Mr Adams is the second Wallenberg awardee from the College of Forestry in the last three years. In 2020 another OSU professor emeritus, Richard Waring, was honoured for developing a revolutionary computer model to predict forest growth in a changing climate.
Mr Adams and co-honourees Joseph Buongiorno of the University of Wisconsin and Richard Haynes of the US Forest Service’s Pacific Northwest Research Station will share 2.5 million kronor, about $242,700, when they are presented with the prize in October in Stockholm by Swedish King Carl Gustav XVI.
“Darius Adams and his colleagues are deeply deserving of this incredible honour for their visionary work that the forest industry continues to build on,” said Tom DeLuca, the Cheryl Ramberg-Ford and Allyn C Ford dean of the OSU College of Forestry.
“Their collective accomplishments are a reminder to us all that the transformational changes needed to solve today’s pressing global resource and environmental concerns are best achieved collaboratively.”
Mr Adams joined the OSU College of Forestry faculty in 1974 and remained active in forest economics teaching and research until 2009. The models created by Adams and his colleagues combine biological, statistical, mathematical and technological knowledge with neoclassical economic theory for the benefit of forestry professionals and policy makers in both the public and private sectors.
“We never shied away from adding more detail, which is quite unlike the attitude of many other economic modelers, since we felt it made the output more useful,” Mr Adams said.
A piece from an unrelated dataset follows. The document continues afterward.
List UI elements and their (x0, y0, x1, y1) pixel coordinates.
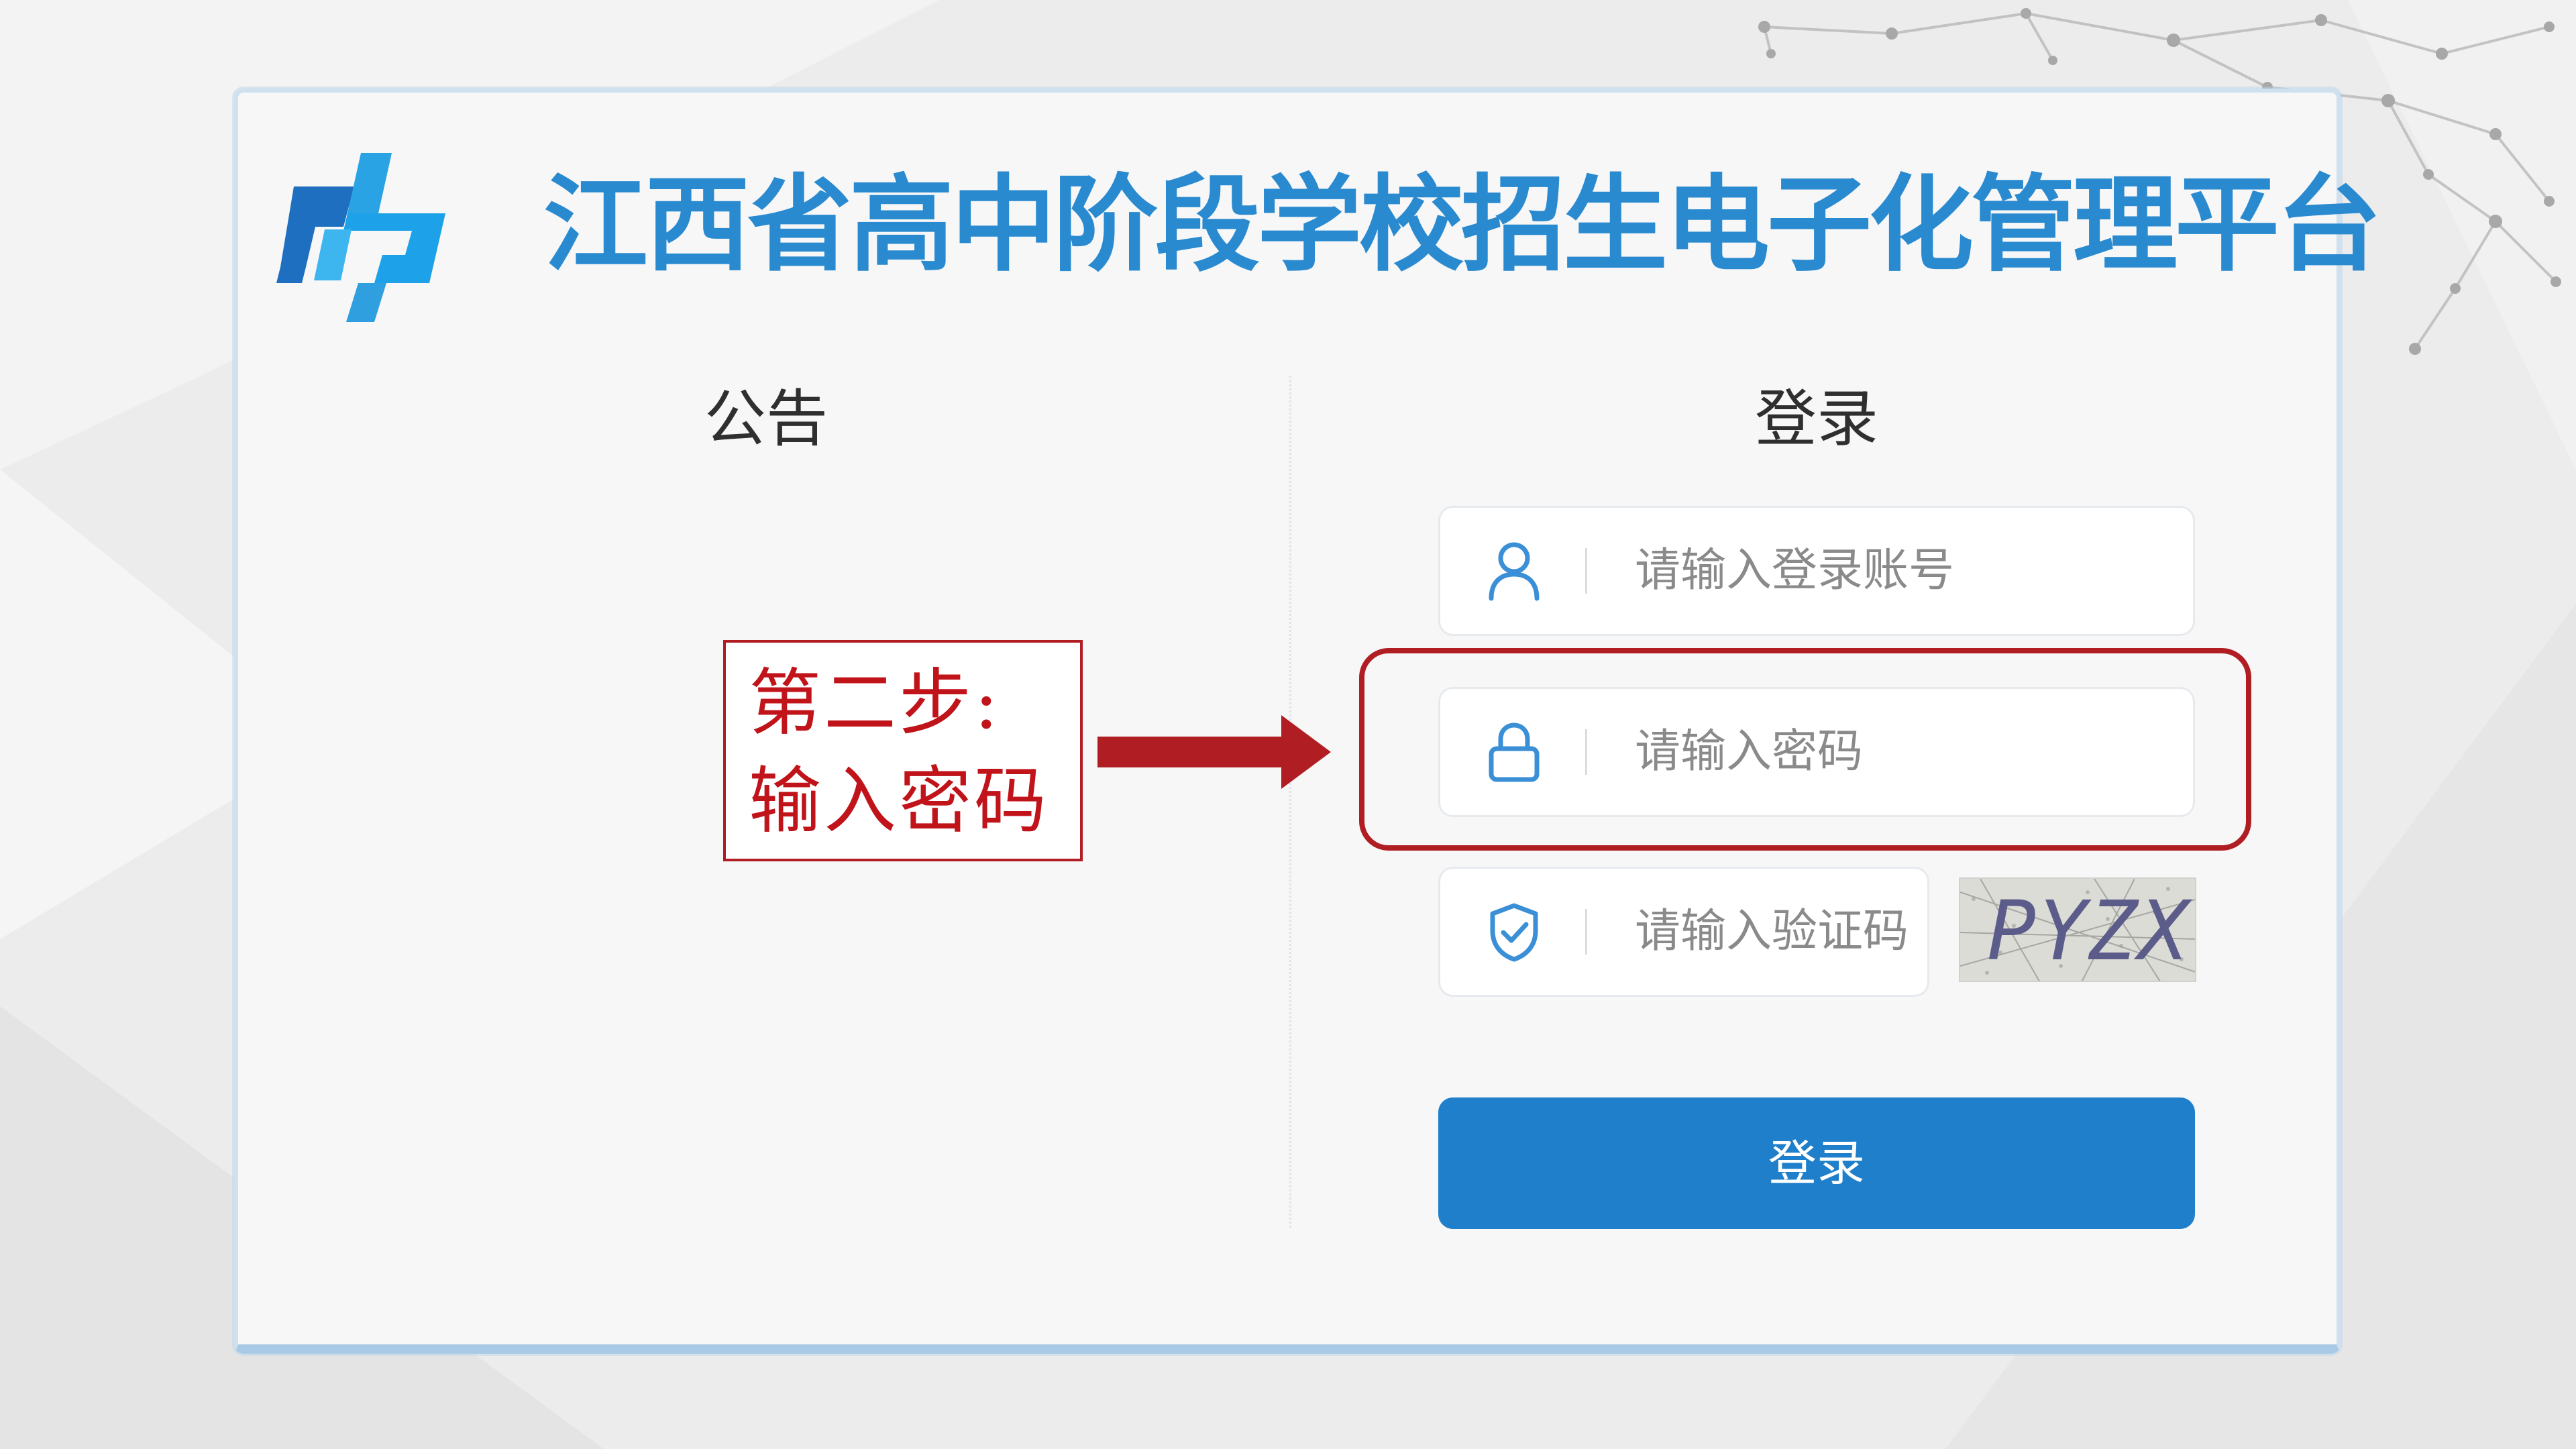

The models, known as TAMM and PAPYRUS, can be applied to analyse the impact of multiple factors including trade regulations, climate mitigation measures, carbon pricing, forest protection measures, energy supply subsidies, new biorefinery products and climate change.
“We didn’t have to approximate the effects of a policy change – the elements critical to policy action were built into the model and could be directly manipulated in a projection of the future,” Adams said. “For example, separately modelling industrial and nonindustrial forest inventories and harvest decisions allowed us to look at the different effects of, say, subsidies for planting or higher desired rates of return on capital in industrial ownerships.”
TAMM and PAPYRUS became the foundation of forest sector modelling based on neoclassical economic theory and are the basis for numerous global, national and regional models, including the widely used Global Forest Products Model.
“Global forests and the industry continue to face new demands and challenges under a changing climate and new governance conditions,” said Johanna Buchert, who chaired the Marcus Wallenberg Prize selection committee. “The further development of forest and forest sector modelling and continuing on the legacy of this year’s laureates will become increasingly important to guide policy making at different levels and to sustain an intelligent and sustainable development of forestry and forest industries.”
Established in 1980, the Marcus Wallenberg Prize goes to an individual researcher or a small group of researchers for “a ground-breaking discovery or development in an area of importance to the forest industry,” according to the Marcus Wallenberg Foundation.
The prize’s purpose is “recognizing, encouraging, and stimulating pathbreaking scientific achievements, which contribute significantly to broadening knowledge and to technical development within the fields of importance to forestry and forest industries.”